Valentino SpA is in talks with creditors after a slowdown in demand for luxury goods battered its results, leading the fashion house to breach the terms of its debt, according to people familiar with the matter. 

The Italian company, owned by Qatar’s Mayhoola for Investments and Kering SA, is seeking relief on its covenants after its debt-to-earnings ratio surpassed the threshold set in its credit agreement, said the people, who spoke on the condition of anonymity because the deliberations are private.

Valentino has been hurt by a global luxury downturn, fueled by economic uncertainty and rising tariffs, that has led consumers to curb spending on high-end goods. The design house, known for its Rosso Valentino crimson, first breached its covenants in December, the people said, but performance has worsened with a significant deterioration in earnings during the first half of 2025.

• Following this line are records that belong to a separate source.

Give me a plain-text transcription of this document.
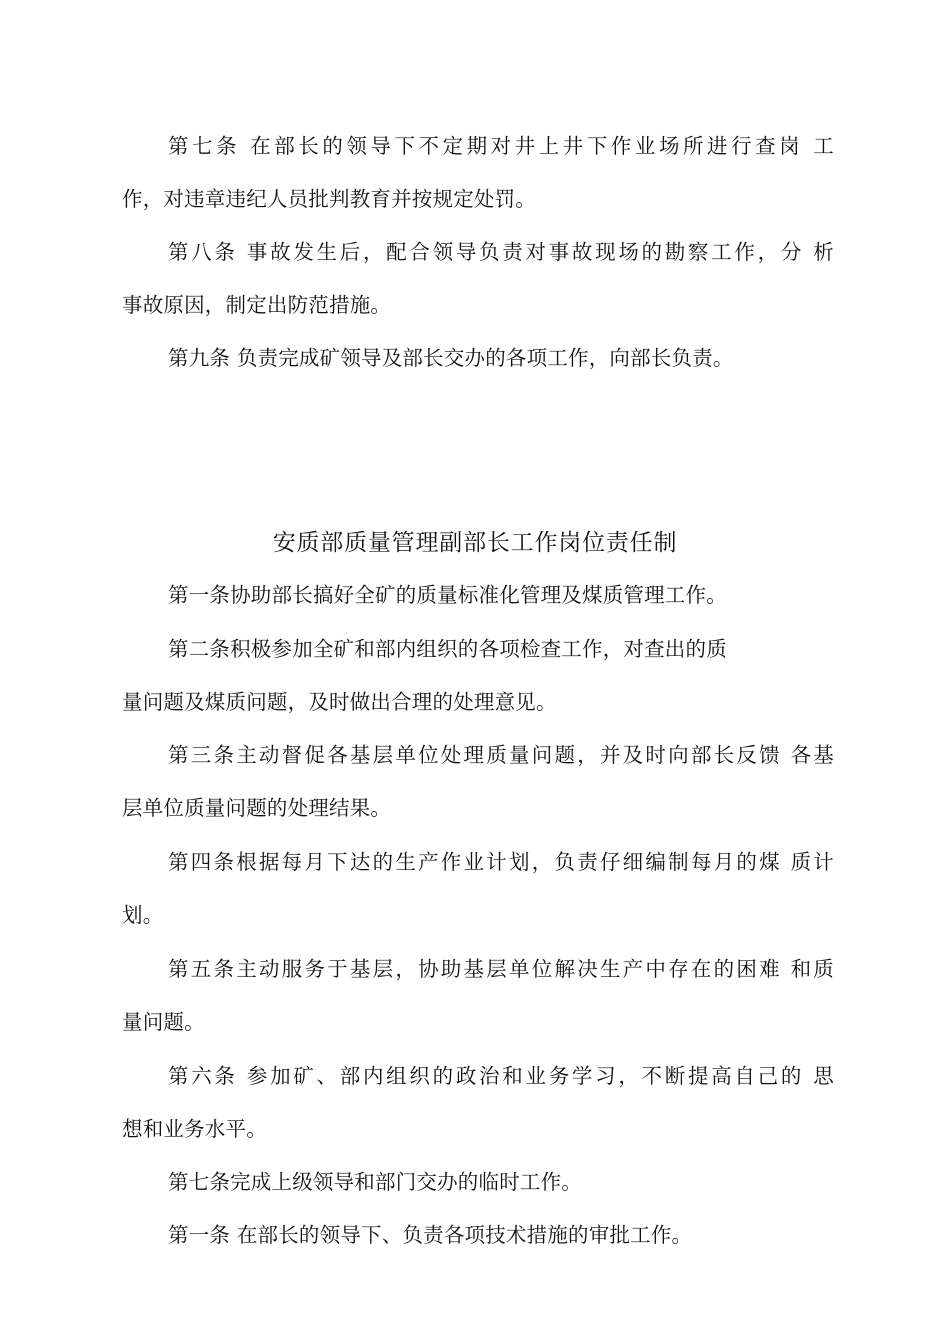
第七条 在部长的领导下不定期对井上井下作业场所进行查岗 工
作，对违章违纪人员批判教育并按规定处罚。
第八条 事故发生后，配合领导负责对事故现场的勘察工作，分 析
事故原因，制定出防范措施。
第九条 负责完成矿领导及部长交办的各项工作，向部长负责。
安质部质量管理副部长工作岗位责任制
第一条协助部长搞好全矿的质量标准化管理及煤质管理工作。
第二条积极参加全矿和部内组织的各项检查工作，对查出的质
量问题及煤质问题，及时做出合理的处理意见。
第三条主动督促各基层单位处理质量问题，并及时向部长反馈 各基
层单位质量问题的处理结果。
第四条根据每月下达的生产作业计划，负责仔细编制每月的煤 质计
划。
第五条主动服务于基层，协助基层单位解决生产中存在的困难 和质
量问题。
第六条 参加矿、部内组织的政治和业务学习，不断提高自己的 思
想和业务水平。
第七条完成上级领导和部门交办的临时工作。
第一条 在部长的领导下、负责各项技术措施的审批工作。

The bulk of the Valentino’s debt is made up by a €530 million ($619 million) financing provided last year by a pool of banks including Intesa Sanpaolo SpA, Banca Monte dei Paschi di Siena SpA, Banco BPM SpA and BNP Paribas SA, according to corporate filings seen by Bloomberg. The contract, signed in July 2024, said that Valentino had to stay below a specified net debt-to-earnings ratio, to be tested every six months, said the documents. 

Valentino, Mayhoola and Kering didn’t respond to requests for comment. Intesa, Banca Monte dei Paschi and Banco BPM declined to comment, while BNP Paribas didn’t respond. 

Falling Profit

Gucci owner Kering bought an initial 30 percent stake in Valentino in 2023, and this month extended an option to buy the rest from Mayhoola until 2029. 

Kering’s investment was seen as a way to reduce its exposure to Gucci, which accounts for most of its profit and has struggled in recent years. 

However, the design house reported a 2.8 percent drop in revenue to €1.31 billion in 2024, while Ebitda fell 21 percent to €248 million, according to a Valentino statement in April. The decline was attributed to a reduction in wholesale revenue and a slowdown in European and Chinese markets.

A report by consulting firm Bain & Co. in June projected a contraction in the sector of between 2 percent and 5 percent this year. 

Including leasing liabilities, Valentino’s net debt stood at €1.08 billion as of Dec. 31. 

Valentino has also undergone management and design changes over the past 18 months, bringing in Riccardo Bellini as chief executive officer at the start of September.